Joe Leeson-SchatzI am the Director of Debate at Binghamton University where I also teach courses out of the English department on Media & Politics. I recently completed a book project with Dr. Amber George on Critical Animal Studies and media representations, titled Screening the Nonhuman, which is available through Lexington Books. I have also previously published articles on environmental managerialism and the television show LOST, technology and apocalypse through the Terminator movies, as well as radical pedagogy in education and debate. I also serve on the Executive Board of ICAS and was previously the North American ICAS Representative from 2012-2014 where I helped to organize two conferences. I was recently awarded the Cross-Examination Debate Association’s lifetime achievement Brownlee Award for my service and dedication to the debate community and academia. I have two children both who are vegetarian (transitioning to vegan) and who enjoy attending activist events for animal liberation.
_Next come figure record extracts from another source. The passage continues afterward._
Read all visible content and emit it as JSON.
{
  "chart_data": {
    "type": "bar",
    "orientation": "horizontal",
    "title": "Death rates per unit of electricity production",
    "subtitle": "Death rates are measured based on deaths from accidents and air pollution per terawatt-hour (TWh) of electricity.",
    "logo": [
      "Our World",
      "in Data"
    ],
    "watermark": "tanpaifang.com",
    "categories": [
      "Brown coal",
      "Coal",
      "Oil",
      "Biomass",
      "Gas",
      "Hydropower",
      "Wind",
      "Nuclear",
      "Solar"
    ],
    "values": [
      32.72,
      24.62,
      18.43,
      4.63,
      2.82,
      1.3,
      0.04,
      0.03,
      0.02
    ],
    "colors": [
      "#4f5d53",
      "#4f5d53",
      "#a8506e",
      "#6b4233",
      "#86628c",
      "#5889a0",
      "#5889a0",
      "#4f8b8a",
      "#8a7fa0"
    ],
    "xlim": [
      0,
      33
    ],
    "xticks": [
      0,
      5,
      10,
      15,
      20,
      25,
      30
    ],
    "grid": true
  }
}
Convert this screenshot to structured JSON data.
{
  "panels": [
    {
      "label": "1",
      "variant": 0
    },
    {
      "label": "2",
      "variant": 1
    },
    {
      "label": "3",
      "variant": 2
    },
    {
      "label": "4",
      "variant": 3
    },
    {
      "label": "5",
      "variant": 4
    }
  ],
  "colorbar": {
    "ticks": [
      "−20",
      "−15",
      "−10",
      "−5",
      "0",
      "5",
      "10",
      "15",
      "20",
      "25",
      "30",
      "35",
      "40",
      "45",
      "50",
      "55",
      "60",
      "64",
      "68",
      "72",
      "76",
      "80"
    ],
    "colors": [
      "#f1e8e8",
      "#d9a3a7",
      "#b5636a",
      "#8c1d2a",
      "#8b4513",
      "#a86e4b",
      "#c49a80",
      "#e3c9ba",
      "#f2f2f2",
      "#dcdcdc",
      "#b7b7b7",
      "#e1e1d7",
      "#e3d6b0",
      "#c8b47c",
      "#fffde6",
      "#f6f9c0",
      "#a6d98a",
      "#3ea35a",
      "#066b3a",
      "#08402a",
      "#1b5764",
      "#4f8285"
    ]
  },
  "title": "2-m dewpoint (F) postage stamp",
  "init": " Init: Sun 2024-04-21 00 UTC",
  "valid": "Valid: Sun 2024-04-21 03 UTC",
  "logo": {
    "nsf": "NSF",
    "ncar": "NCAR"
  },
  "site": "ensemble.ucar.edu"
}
What catalysed your activism?
While I had been a vegetarian since elementary school, I became involved in animal liberation through education and reading about factory farming practices due to my involvement in debate in undergrad. After learning about this injustice, and the connections it has when layered onto other oppression, I began writing and organizing to try and stop it. As such, I have organized protests against KFC, the circus, and well as leather. I have distributed vegan literature and have run booths for vegfund as well as ICAS to get the message out, and have attended dozes of protests for Black Lives Matter and the Occupy Movement.
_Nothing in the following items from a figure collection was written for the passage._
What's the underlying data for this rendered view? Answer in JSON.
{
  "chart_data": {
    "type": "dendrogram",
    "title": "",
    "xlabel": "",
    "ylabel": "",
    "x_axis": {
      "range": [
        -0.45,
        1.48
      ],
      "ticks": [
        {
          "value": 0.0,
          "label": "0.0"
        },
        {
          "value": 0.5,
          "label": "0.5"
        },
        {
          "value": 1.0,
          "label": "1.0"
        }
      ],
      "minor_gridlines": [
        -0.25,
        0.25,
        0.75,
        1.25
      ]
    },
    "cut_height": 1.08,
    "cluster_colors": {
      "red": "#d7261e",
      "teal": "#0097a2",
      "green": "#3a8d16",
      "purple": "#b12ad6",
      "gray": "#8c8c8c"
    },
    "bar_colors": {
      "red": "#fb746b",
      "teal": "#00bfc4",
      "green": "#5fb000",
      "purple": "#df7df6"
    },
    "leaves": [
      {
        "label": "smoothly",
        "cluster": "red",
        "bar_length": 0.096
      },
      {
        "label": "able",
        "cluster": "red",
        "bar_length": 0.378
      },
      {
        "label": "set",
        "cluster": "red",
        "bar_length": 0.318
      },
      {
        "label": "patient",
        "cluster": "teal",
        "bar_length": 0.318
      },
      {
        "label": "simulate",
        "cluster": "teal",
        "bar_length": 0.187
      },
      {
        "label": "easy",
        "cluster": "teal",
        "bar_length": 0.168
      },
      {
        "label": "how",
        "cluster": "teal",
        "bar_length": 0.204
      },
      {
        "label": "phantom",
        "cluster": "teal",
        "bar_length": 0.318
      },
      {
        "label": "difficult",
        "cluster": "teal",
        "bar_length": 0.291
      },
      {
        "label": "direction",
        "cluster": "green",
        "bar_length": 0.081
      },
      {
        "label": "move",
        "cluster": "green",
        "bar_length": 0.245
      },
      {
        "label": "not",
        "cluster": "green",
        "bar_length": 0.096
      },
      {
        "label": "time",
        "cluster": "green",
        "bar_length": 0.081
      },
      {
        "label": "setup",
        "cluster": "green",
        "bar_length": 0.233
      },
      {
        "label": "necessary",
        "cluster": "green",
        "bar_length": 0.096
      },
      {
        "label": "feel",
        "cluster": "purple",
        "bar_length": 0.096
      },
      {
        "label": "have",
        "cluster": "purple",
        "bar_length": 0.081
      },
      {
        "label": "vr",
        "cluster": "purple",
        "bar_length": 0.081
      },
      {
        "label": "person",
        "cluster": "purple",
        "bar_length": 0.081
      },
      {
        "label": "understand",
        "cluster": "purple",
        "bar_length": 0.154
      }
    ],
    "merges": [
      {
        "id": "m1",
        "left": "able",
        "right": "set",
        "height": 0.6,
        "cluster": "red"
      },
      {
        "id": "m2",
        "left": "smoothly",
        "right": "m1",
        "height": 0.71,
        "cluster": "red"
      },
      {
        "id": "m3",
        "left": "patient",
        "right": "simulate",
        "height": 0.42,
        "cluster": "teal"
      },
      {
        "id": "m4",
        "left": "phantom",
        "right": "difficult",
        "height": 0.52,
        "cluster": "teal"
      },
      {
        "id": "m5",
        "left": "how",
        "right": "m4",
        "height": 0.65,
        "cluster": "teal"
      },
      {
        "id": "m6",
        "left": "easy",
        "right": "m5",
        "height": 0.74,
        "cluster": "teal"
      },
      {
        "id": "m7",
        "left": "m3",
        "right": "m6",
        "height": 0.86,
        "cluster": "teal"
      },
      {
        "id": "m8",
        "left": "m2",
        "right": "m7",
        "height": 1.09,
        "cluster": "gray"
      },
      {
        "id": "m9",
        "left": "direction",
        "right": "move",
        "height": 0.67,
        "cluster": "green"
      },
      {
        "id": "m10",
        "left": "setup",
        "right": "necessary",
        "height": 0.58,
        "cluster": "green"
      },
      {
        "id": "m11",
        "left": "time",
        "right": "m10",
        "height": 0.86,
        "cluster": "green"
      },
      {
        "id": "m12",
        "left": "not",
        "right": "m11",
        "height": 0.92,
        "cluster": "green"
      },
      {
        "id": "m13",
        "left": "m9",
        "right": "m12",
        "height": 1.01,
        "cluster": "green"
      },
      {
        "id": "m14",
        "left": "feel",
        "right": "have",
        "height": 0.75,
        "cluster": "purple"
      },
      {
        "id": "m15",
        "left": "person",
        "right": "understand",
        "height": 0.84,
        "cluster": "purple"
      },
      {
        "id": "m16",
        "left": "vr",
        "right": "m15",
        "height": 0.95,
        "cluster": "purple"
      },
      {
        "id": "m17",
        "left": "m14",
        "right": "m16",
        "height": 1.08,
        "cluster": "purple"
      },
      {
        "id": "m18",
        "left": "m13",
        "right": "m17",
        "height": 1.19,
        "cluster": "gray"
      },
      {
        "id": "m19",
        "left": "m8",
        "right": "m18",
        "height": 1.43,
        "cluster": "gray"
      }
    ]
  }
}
What are some lessons you’ve learnt along the way?
There’s always a way to do more and be better. After organizing an event, or publishing an article, go back over it and think of ways you can improve. Social justice is a marathon and not a sprint. We need to be willing to admit where we made mistakes, how we can overcome them in the future, and work towards organizing for long-term gains instead of piecemeal reforms. At the same time, celebrate in your successes as well. Make sure you take note of what you did well and repeat that in the future. Organizing and publishing takes a lot of work and a lot of revision. When you’ve finished with an event or an article it’s important to pause and remember why you’re doing what it is you do in order to direct yourself to new initiatives that can grow as well.

Do you have strategies for avoiding compassion fatigue?
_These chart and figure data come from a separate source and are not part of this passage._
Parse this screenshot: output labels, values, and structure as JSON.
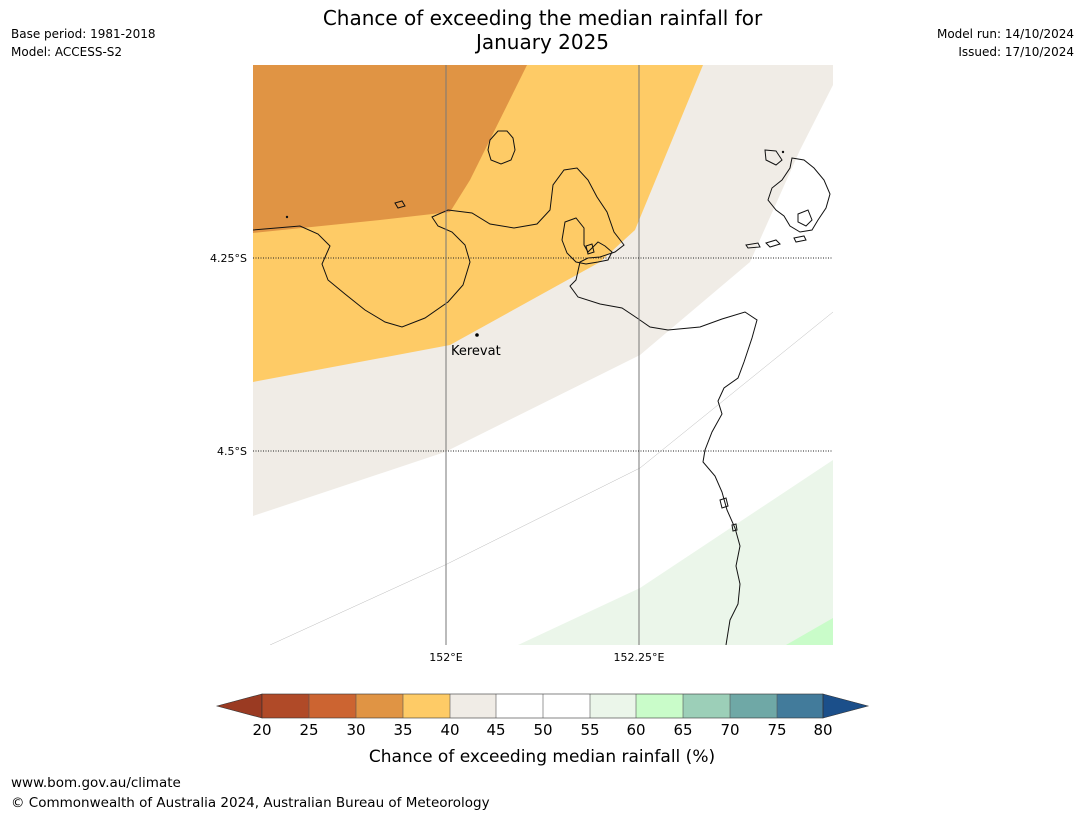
{
  "title": {
    "line1": "Chance of exceeding the median rainfall for",
    "line2": "January 2025"
  },
  "meta_left": {
    "base_period": "Base period: 1981-2018",
    "model": "Model: ACCESS-S2"
  },
  "meta_right": {
    "model_run": "Model run: 14/10/2024",
    "issued": "Issued: 17/10/2024"
  },
  "map": {
    "place_label": "Kerevat",
    "lat_labels": [
      "4.25°S",
      "4.5°S"
    ],
    "lon_labels": [
      "152°E",
      "152.25°E"
    ]
  },
  "colorbar": {
    "tick_labels": [
      "20",
      "25",
      "30",
      "35",
      "40",
      "45",
      "50",
      "55",
      "60",
      "65",
      "70",
      "75",
      "80"
    ],
    "label": "Chance of exceeding median rainfall (%)",
    "colors": {
      "below_20": "#9a3a22",
      "20-25": "#b04a28",
      "25-30": "#cc6431",
      "30-35": "#e09444",
      "35-40": "#fecb66",
      "40-45": "#f0ece6",
      "45-50": "#ffffff",
      "50-55": "#ffffff",
      "55-60": "#ebf6ea",
      "60-65": "#c9fcc9",
      "65-70": "#9ccfb8",
      "70-75": "#6fa8a6",
      "75-80": "#427b9b",
      "above_80": "#1b4f8a"
    }
  },
  "footer": {
    "url": "www.bom.gov.au/climate",
    "copyright": "© Commonwealth of Australia 2024, Australian Bureau of Meteorology"
  }
}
Take breaks, realize where you’ve succeeded, and always remember that total liberation cannot be achieved over night. It’s easy to believe that things will never improve and the entire system must be burnt down. While the system must go, things can improve and get better. It’s up to all of us to realize how our struggles are interconnected and make allies along the way who can be trusted enough to be called friends. Once you have a good network of people to organize and work with who can be trusted it becomes much easier to not feel the burn out of speciesist pressures of consumption.

What are you currently involved in/current projects?
I am currently working on a book project on Critical Animal Studies and Superheroes with Sean Parson and another book project on Disability in Media Studies with Amber George. I am also in the process of promoting Screening the Nonhuman since it serves as a great introduction into both of these newer projects.